I find annoying when a project identifies itself as an "Operating System" that I didn't know about... until now, because I suspect that it may be a Linux distribution and not a new OS, but I can't tell from the main page.
I understand why (tying to avoid the "yet another Linux distro" stigma), but when you go to "What is Qubes OS?" in https://www.qubes-os.org/intro/ ; they fail to mention that is Linux based.
What Qubes is is a Xen hypervisor (as I understand it, hypervisor independence is a work in progress) with a particular configuration and set of tools to serve as plumbing between various virtual machines and the dom0 host.
They distribute Fedora, Debian and Whonix domU guest images (and the dom0 host that is installed is Fedora), but you're free to install BSD, Windows, or whatever else you can get to run as a VM guest.
It's a bit weird that they don't mention Linux on that page at all, but I agree with them that labeling it as a "Linux distribution" isn't very useful.
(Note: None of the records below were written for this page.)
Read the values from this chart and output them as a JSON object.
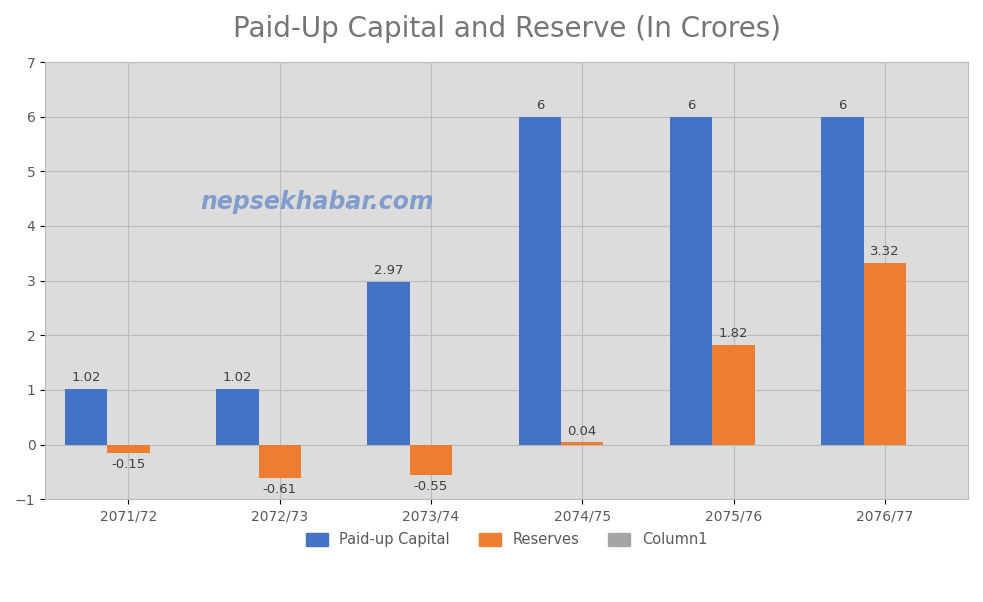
{
  "title": "Paid-Up Capital and Reserve (In Crores)",
  "categories": [
    "2071/72",
    "2072/73",
    "2073/74",
    "2074/75",
    "2075/76",
    "2076/77"
  ],
  "paid_up_capital": [
    1.02,
    1.02,
    2.97,
    6.0,
    6.0,
    6.0
  ],
  "reserves": [
    -0.15,
    -0.61,
    -0.55,
    0.04,
    1.82,
    3.32
  ],
  "column1": [
    0,
    0,
    0,
    0,
    0,
    0
  ],
  "bar_color_blue": "#4472C4",
  "bar_color_orange": "#ED7D31",
  "bar_color_gray": "#A5A5A5",
  "ylim": [
    -1,
    7
  ],
  "yticks": [
    -1,
    0,
    1,
    2,
    3,
    4,
    5,
    6,
    7
  ],
  "bar_width": 0.28,
  "watermark": "nepsekhabar.com",
  "legend_labels": [
    "Paid-up Capital",
    "Reserves",
    "Column1"
  ],
  "plot_bg_color": "#DCDCDC",
  "fig_bg_color": "#FFFFFF",
  "grid_color": "#BBBBBB",
  "title_color": "#757575",
  "title_fontsize": 20,
  "label_fontsize": 9.5,
  "tick_color": "#595959"
}
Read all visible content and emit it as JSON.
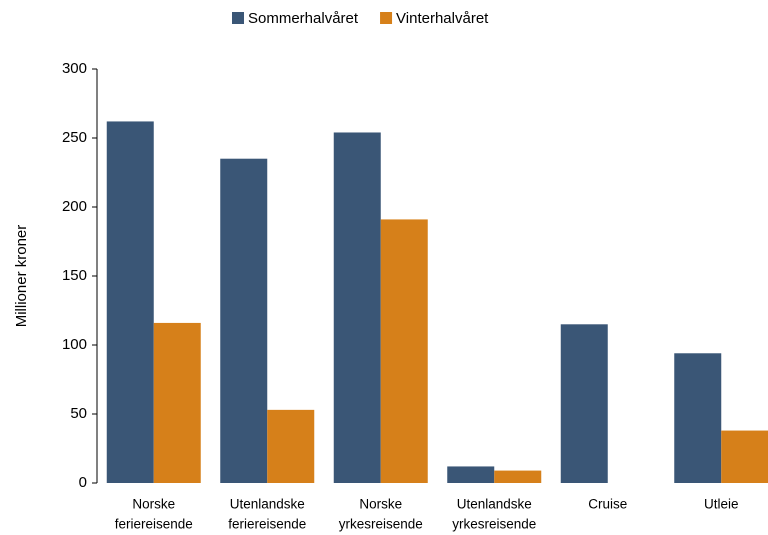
{
  "chart_data": {
    "type": "bar",
    "y_label": "Millioner kroner",
    "categories": [
      [
        "Norske",
        "feriereisende"
      ],
      [
        "Utenlandske",
        "feriereisende"
      ],
      [
        "Norske",
        "yrkesreisende"
      ],
      [
        "Utenlandske",
        "yrkesreisende"
      ],
      [
        "Cruise"
      ],
      [
        "Utleie"
      ]
    ],
    "series": [
      {
        "name": "Sommerhalvåret",
        "color": "#3a5676",
        "values": [
          262,
          235,
          254,
          12,
          115,
          94
        ]
      },
      {
        "name": "Vinterhalvåret",
        "color": "#d6801a",
        "values": [
          116,
          53,
          191,
          9,
          0,
          38
        ]
      }
    ],
    "ylim": [
      0,
      300
    ],
    "yticks": [
      0,
      50,
      100,
      150,
      200,
      250,
      300
    ],
    "legend": "top"
  }
}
From a user perspective they could swap the Dom0 operating system, where most of the important bits happen, out with something else and ideally that wouldn't be an important change.
For the guests that actually run the software you use directly, they provide templates for multiple Linux distros (and don't have their own brand) and support Windows as well, so I don't think the application-level is seen as part of it. Whereas I'd see "provides a more or less curated selection of applications + configuration" as an important part of a Linux distro.
While I entirely agree with you wrt the kernel, the separation and isolation bits they do is new and novel from a general purpose operating system's standpoint. Also, Xen really is a small microkernel that runs ontop of Linux, so their comments on the separation being more secure than if they used KVM actually do have merit. If you want something similar that actually is a different operating system, checkout the Muen Separation Kernel (which is pretty neat tech).
I understand why (tying to avoid the "yet another Linux distro" stigma), but when you go to "What is Qubes OS?" in https://www.qubes-os.org/intro/ ; they fail to mention that is Linux based.
Well, to be fair this one has a FAQ entry: https://www.qubes-os.org/doc/user-faq/#is-qubes-just-another... ; although they try to understate that they use Linux.
If they want me to trust them, they're doing it wrong.